No país do caos e horror de Bolsonaro, “Homem Onça”, o novo longa de Vinícius Reis (“Noite de Reis” e “Praça Saens Peña”), não ajuda em nada na construção de uma esperança por um país melhor. Veja bem, isso não significa que se trata de um filme ruim, longe disso, mas a carga negativa que carrega em seu enredo e desesperança atual deixa uma sensação, sobretudo, de cansaço.

A trama acompanha o drama de Pedro (Chico Diaz, soberbo) que, com a privatização da empresa onde trabalha (semelhante a Vale), se vê envolto em uma série de danos irreparáveis em sua vida e das pessoas que o cercam. De repente, depois de um prêmio importante, é obrigado a demitir parte de sua equipe, amigos de toda uma vida na empresa. No fim, o próprio Pedro se vê forçado à aposentadoria.

A trama se passa em 1997, mas poderia ser facilmente se passar nos dias atuais por conta de toda incerteza e desemprego. Sua esposa, Sônia (Sílvia Buarque) é uma das muitas pessoas de meia idade descartada do mercado de trabalho, uma realidade ainda em voga para aqueles que, com mais de 40 anos, sofrem sem conseguir uma oportunidade.

Nesse meio tempo, Pedro volta a morar em Barbosa, sua terra natal, e se reencontra com um antigo amor de juventude Lola (Bianca Byington, belíssima) e também com uma onça que cerca a vizinhança desde o tempo de mocidade. Aqui, podemos perceber uma bela metáfora da transmutação, uma renovação do ser.

TRABALHADOR ESQUECIDO NO JOGO DE PODER

Apesar de dificuldade do tema, Vinícius Reis coordena “Homem Onça” com muita propriedade que, vejam só, foi gravado antes da fatídica eleição do atual presidente em que as coisas só pioraram. Mas não encare a produção como um filme de politicagem – políticos todos nós somos, não nos esqueçamos.

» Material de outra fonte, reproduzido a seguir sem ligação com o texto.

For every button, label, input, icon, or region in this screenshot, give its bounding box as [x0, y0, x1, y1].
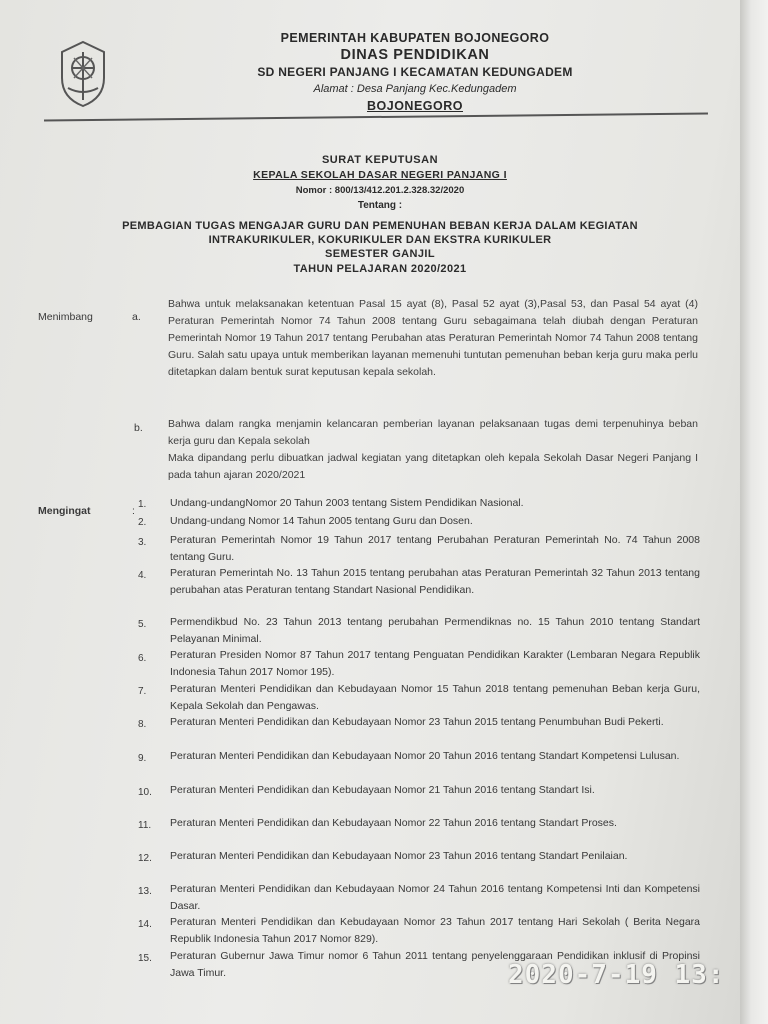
list-item-number: 9.	[138, 753, 147, 764]
list-item: Peraturan Menteri Pendidikan dan Kebudayaan Nomor 15 Tahun 2018 tentang pemenuhan Beban kerja Guru, Kepala Sekolah dan Pengawas.	[170, 683, 700, 712]
list-item: Peraturan Pemerintah No. 13 Tahun 2015 tentang perubahan atas Peraturan Pemerintah 32 Tahun 2013 tentang perubahan atas Peraturan tentang Standart Nasional Pendidikan.	[170, 567, 700, 596]
list-item-number: 8.	[138, 719, 147, 730]
list-item: Peraturan Menteri Pendidikan dan Kebudayaan Nomor 21 Tahun 2016 tentang Standart Isi.	[170, 784, 595, 796]
photo-timestamp: 2020-7-19 13:	[508, 960, 725, 990]
list-item: Peraturan Menteri Pendidikan dan Kebudayaan Nomor 23 Tahun 2017 tentang Hari Sekolah ( Berita Negara Republik Indonesia Tahun 2017 Nomor 829).	[170, 916, 700, 945]
decree-about-label: Tentang :	[357, 200, 403, 211]
list-item: Peraturan Menteri Pendidikan dan Kebudayaan Nomor 23 Tahun 2015 tentang Penumbuhan Budi Pekerti.	[170, 716, 664, 728]
list-item: Peraturan Pemerintah Nomor 19 Tahun 2017 tentang Perubahan Peraturan Pemerintah No. 74 Tahun 2008 tentang Guru.	[170, 534, 700, 563]
letterhead-agency: DINAS PENDIDIKAN	[340, 47, 490, 63]
list-item-number: 1.	[138, 499, 147, 510]
list-item: Peraturan Menteri Pendidikan dan Kebudayaan Nomor 23 Tahun 2016 tentang Standart Penilaian.	[170, 850, 628, 862]
mengingat-label: Mengingat	[38, 505, 91, 517]
list-item: Peraturan Menteri Pendidikan dan Kebudayaan Nomor 24 Tahun 2016 tentang Kompetensi Inti dan Kompetensi Dasar.	[170, 883, 700, 912]
list-item: Peraturan Menteri Pendidikan dan Kebudayaan Nomor 20 Tahun 2016 tentang Standart Kompetensi Lulusan.	[170, 750, 680, 762]
list-item-number: 2.	[138, 517, 147, 528]
decree-semester: SEMESTER GANJIL	[325, 248, 435, 260]
list-item-number: 4.	[138, 570, 147, 581]
letterhead	[150, 30, 680, 115]
list-item-number: 10.	[138, 787, 152, 798]
list-item-number: 12.	[138, 853, 152, 864]
list-item: Undang-undangNomor 20 Tahun 2003 tentang Sistem Pendidikan Nasional.	[170, 497, 524, 509]
list-item-number: 3.	[138, 537, 147, 548]
list-item: Undang-undang Nomor 14 Tahun 2005 tentang Guru dan Dosen.	[170, 515, 473, 527]
mengingat-colon: :	[132, 505, 135, 517]
decree-heading: SURAT KEPUTUSAN	[321, 154, 439, 166]
decree-year: TAHUN PELAJARAN 2020/2021	[293, 263, 467, 275]
letterhead-address: Alamat : Desa Panjang Kec.Kedungadem	[313, 83, 517, 95]
menimbang-a-text: Bahwa untuk melaksanakan ketentuan Pasal 15 ayat (8), Pasal 52 ayat (3),Pasal 53, dan Pasal 54 ayat (4) Peraturan Pemerintah Nomor 74 Tahun 2008 tentang Guru sebagaimana telah diubah dengan Peraturan Pemerintah Nomor 19 Tahun 2017 tentang Perubahan atas Peraturan Pemerintah Nomor 74 Tahun 2008 tentang Guru. Salah satu upaya untuk memberikan layanan memenuhi tuntutan pemenuhan beban kerja guru maka perlu ditetapkan dalam bentuk surat keputusan kepala sekolah.	[168, 298, 698, 378]
list-item: Permendikbud No. 23 Tahun 2013 tentang perubahan Permendiknas no. 15 Tahun 2010 tentang Standart Pelayanan Minimal.	[170, 616, 700, 645]
list-item-number: 15.	[138, 953, 152, 964]
letterhead-school: SD NEGERI PANJANG I KECAMATAN KEDUNGADEM	[257, 65, 573, 79]
decree-subject-2: INTRAKURIKULER, KOKURIKULER DAN EKSTRA KURIKULER	[208, 234, 552, 246]
list-item-number: 13.	[138, 886, 152, 897]
menimbang-b-marker: b.	[134, 422, 143, 434]
list-item: Peraturan Presiden Nomor 87 Tahun 2017 tentang Penguatan Pendidikan Karakter (Lembaran Negara Republik Indonesia Tahun 2017 Nomor 195).	[170, 649, 700, 678]
menimbang-label: Menimbang	[38, 311, 93, 323]
list-item: Peraturan Menteri Pendidikan dan Kebudayaan Nomor 22 Tahun 2016 tentang Standart Proses.	[170, 817, 617, 829]
list-item-number: 11.	[138, 820, 152, 831]
regency-emblem	[52, 38, 114, 110]
decree-subject-1: PEMBAGIAN TUGAS MENGAJAR GURU DAN PEMENUHAN BEBAN KERJA DALAM KEGIATAN	[122, 220, 638, 232]
menimbang-marker: a.	[132, 311, 141, 323]
menimbang-conclusion: Maka dipandang perlu dibuatkan jadwal kegiatan yang ditetapkan oleh kepala Sekolah Dasar Negeri Panjang I pada tahun ajaran 2020/2021	[168, 452, 698, 481]
background-edge	[740, 0, 768, 1024]
menimbang-b-text: Bahwa dalam rangka menjamin kelancaran pemberian layanan pelaksanaan tugas demi terpenuhinya beban kerja guru dan Kepala sekolah	[168, 418, 698, 447]
decree-title	[40, 153, 720, 277]
decree-number: Nomor : 800/13/412.201.2.328.32/2020	[295, 185, 465, 196]
list-item-number: 5.	[138, 619, 147, 630]
list-item-number: 14.	[138, 919, 152, 930]
decree-issuer: KEPALA SEKOLAH DASAR NEGERI PANJANG I	[253, 169, 507, 181]
list-item-number: 6.	[138, 653, 147, 664]
letterhead-city: BOJONEGORO	[367, 99, 463, 113]
list-item: Peraturan Gubernur Jawa Timur nomor 6 Tahun 2011 tentang penyelenggaraan Pendidikan inklusif di Propinsi Jawa Timur.	[170, 950, 700, 979]
list-item-number: 7.	[138, 686, 147, 697]
letterhead-government: PEMERINTAH KABUPATEN BOJONEGORO	[280, 31, 550, 45]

Mas não há como desvincular uma coisa da outra, pois, está na raiz de muitos problemas nossos enquanto sociedade o comando do elo dominante – entenda-se os ricos -, no comando dessa nação.

Em uma sociedade capitalista e legitimamente desigual, a força da mão de obra, do trabalho, do trabalhador não é nada se comparado a força dessas potências entre Estado e setores privados que privatiza, desmata e também negligencia uma peça que deveria ser fundamental na estrutura capitalista: o trabalhador.

Aliás, a direção tem uma visão muito equilibrada nessa questão do trabalho. Pedro é desacreditado na empresa que tanto gosta depois de anos de serviços prestados. Sônia busca por uma oportunidade. Dantas (Emílio de Mello), melhor amigo de Pedro, vê na sua aposentadoria forçada uma nova oportunidade de vida e investimento. Mas, na meia idade, recomeçar não é uma das tarefas mais fáceis. A filha do casal (Valentina Herszage) é uma jovem com pensamentos neoliberais, pensamento ligado ao extremismo da direita que estamos hoje.

ENTRE INJUSTIÇAS E FALTAS DE OPORTUNIDADES

Foto: Andréa Testoni

O olhar vulnerável acerca de como todos lidam com o trabalho é fundamental na construção de “Homem Onça”, pois, temos uma visão de trabalho muito particular e em comum; para muitos, ele é o norte, seja por necessidade, vontade ou vocação. O trabalho é o alicerce e, quando você se encontra sem expectativa alguma de sustento e ocupação, é um peso entristecedor. Mas quem se importa? Empresários continuam ficando cada vez mais ricos.

“Homem Onça” é um filme inquietante por sua realidade e por sua incerteza que pulsa na nossa sociedade desigual que não evoluiu em nada. Na verdade, pensar em uma evolução enquanto sociedade em temas importantes sociopolíticos e econômicos beira a falácia. As injustiças, impunidades, privatizações, desempregos, vidas perdidas, mentes perturbadas e a falta de oportunidades são onipresentes e nos condiciona a um lugar inóspito, ingrato e, como disse acima, cansativo.